2. Divide your blocks into groups, and paint each group a different bright colour. We used acrylics for painting, but tempera or gouache would work as well, or you can also try staining them with liquid watercolours.
3. The fun part! Paint facial features on the blocks and outline them with a fine black marker. Little blocks like cubes and cylinders are good for painting eyes, and long cuboids are great for mouths and moustaches. Add horns, beards and hats! Different sides of one block can have different designs painted onto them. If you have a child who is old enough to help, all the better: turning wooden blocks into monsters can become a family craft! I think we will have to make additions to our collection with Budster’s help in a couple of years.
4. Once all the layers of paint have thoroughly dried, seal the blocks with a layer of the appropriate varnish. Let the varnish dry, and they are ready to be played with.
Upon discovering the blocks, Budster first giggled himself silly when we built funny faces for him, then went to work on his own creations. There was one thing he had to set straight from the beginning, though – monsters that were caught frowning would be taken apart and rebuilt with a smile!

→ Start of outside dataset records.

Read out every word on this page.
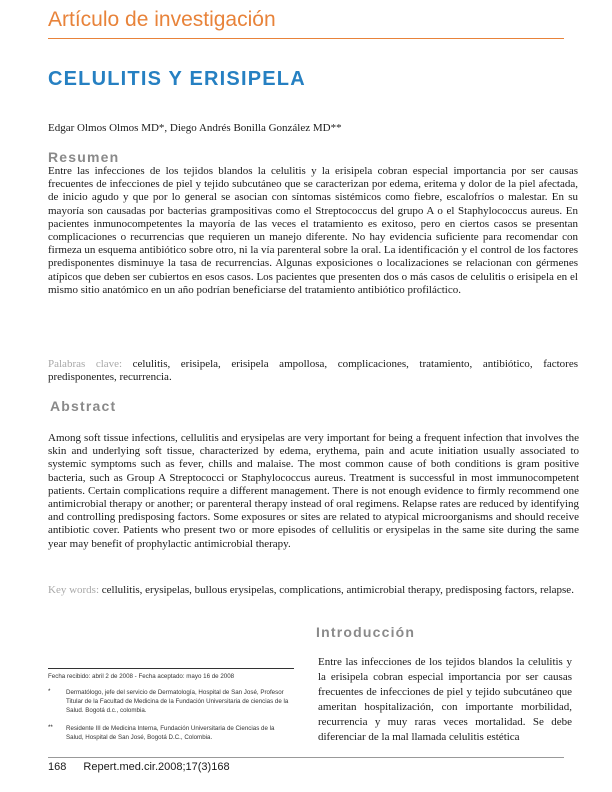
Artículo de investigación
CELULITIS Y ERISIPELA
Edgar Olmos Olmos MD*, Diego Andrés Bonilla González MD**
Resumen
Entre las infecciones de los tejidos blandos la celulitis y la erisipela cobran especial importancia por ser causas frecuentes de infecciones de piel y tejido subcutáneo que se caracterizan por edema, eritema y dolor de la piel afectada, de inicio agudo y que por lo general se asocian con síntomas sistémicos como fiebre, escalofríos o malestar. En su mayoría son causadas por bacterias grampositivas como el Streptococcus del grupo A o el Staphylococcus aureus. En pacientes inmunocompetentes la mayoría de las veces el tratamiento es exitoso, pero en ciertos casos se presentan complicaciones o recurrencias que requieren un manejo diferente. No hay evidencia suficiente para recomendar con firmeza un esquema antibiótico sobre otro, ni la vía parenteral sobre la oral. La identificación y el control de los factores predisponentes disminuye la tasa de recurrencias. Algunas exposiciones o localizaciones se relacionan con gérmenes atípicos que deben ser cubiertos en esos casos. Los pacientes que presenten dos o más casos de celulitis o erisipela en el mismo sitio anatómico en un año podrían beneficiarse del tratamiento antibiótico profiláctico.
Palabras clave: celulitis, erisipela, erisipela ampollosa, complicaciones, tratamiento, antibiótico, factores predisponentes, recurrencia.
Abstract
Among soft tissue infections, cellulitis and erysipelas are very important for being a frequent infection that involves the skin and underlying soft tissue, characterized by edema, erythema, pain and acute initiation usually associated to systemic symptoms such as fever, chills and malaise. The most common cause of both conditions is gram positive bacteria, such as Group A Streptococci or Staphylococcus aureus. Treatment is successful in most immunocompetent patients. Certain complications require a different management. There is not enough evidence to firmly recommend one antimicrobial therapy or another; or parenteral therapy instead of oral regimens. Relapse rates are reduced by identifying and controlling predisposing factors. Some exposures or sites are related to atypical microorganisms and should receive antibiotic cover. Patients who present two or more episodes of cellulitis or erysipelas in the same site during the same year may benefit of prophylactic antimicrobial therapy.
Key words: cellulitis, erysipelas, bullous erysipelas, complications, antimicrobial therapy, predisposing factors, relapse.
Fecha recibido: abril 2 de 2008 - Fecha aceptado: mayo 16 de 2008
*	Dermatólogo, jefe del servicio de Dermatología, Hospital de San José, Profesor Titular de la Facultad de Medicina de la Fundación Universitaria de ciencias de la Salud. Bogotá d.c., colombia.
** Residente III de Medicina Interna, Fundación Universitaria de Ciencias de la Salud, Hospital de San José, Bogotá D.C., Colombia.
Introducción
Entre las infecciones de los tejidos blandos la celulitis y la erisipela cobran especial importancia por ser causas frecuentes de infecciones de piel y tejido subcutáneo que ameritan hospitalización, con importante morbilidad, recurrencia y muy raras veces mortalidad. Se debe diferenciar de la mal llamada celulitis estética
168 Repert.med.cir.2008;17(3)168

In no time, all of his other building toys were adorned with smiling monster faces, too. He stacked them on top of the Lego cars and brought some of his Magnatiles over. The blocks have also featured in sorting games – by colour, by shape and by body part.
Two years later…
The blocks are still with us. Budster, now almost four, doesn’t play with them all the time, but every time he finds them in his drawers, among the other puzzles, he’s delighted to see them again. He likes building silly monster faces.
Last time we took them out, we made a new fun game. Now Budster builds the monster, and then we both try to mimic its face. What a workout for my facial muscles!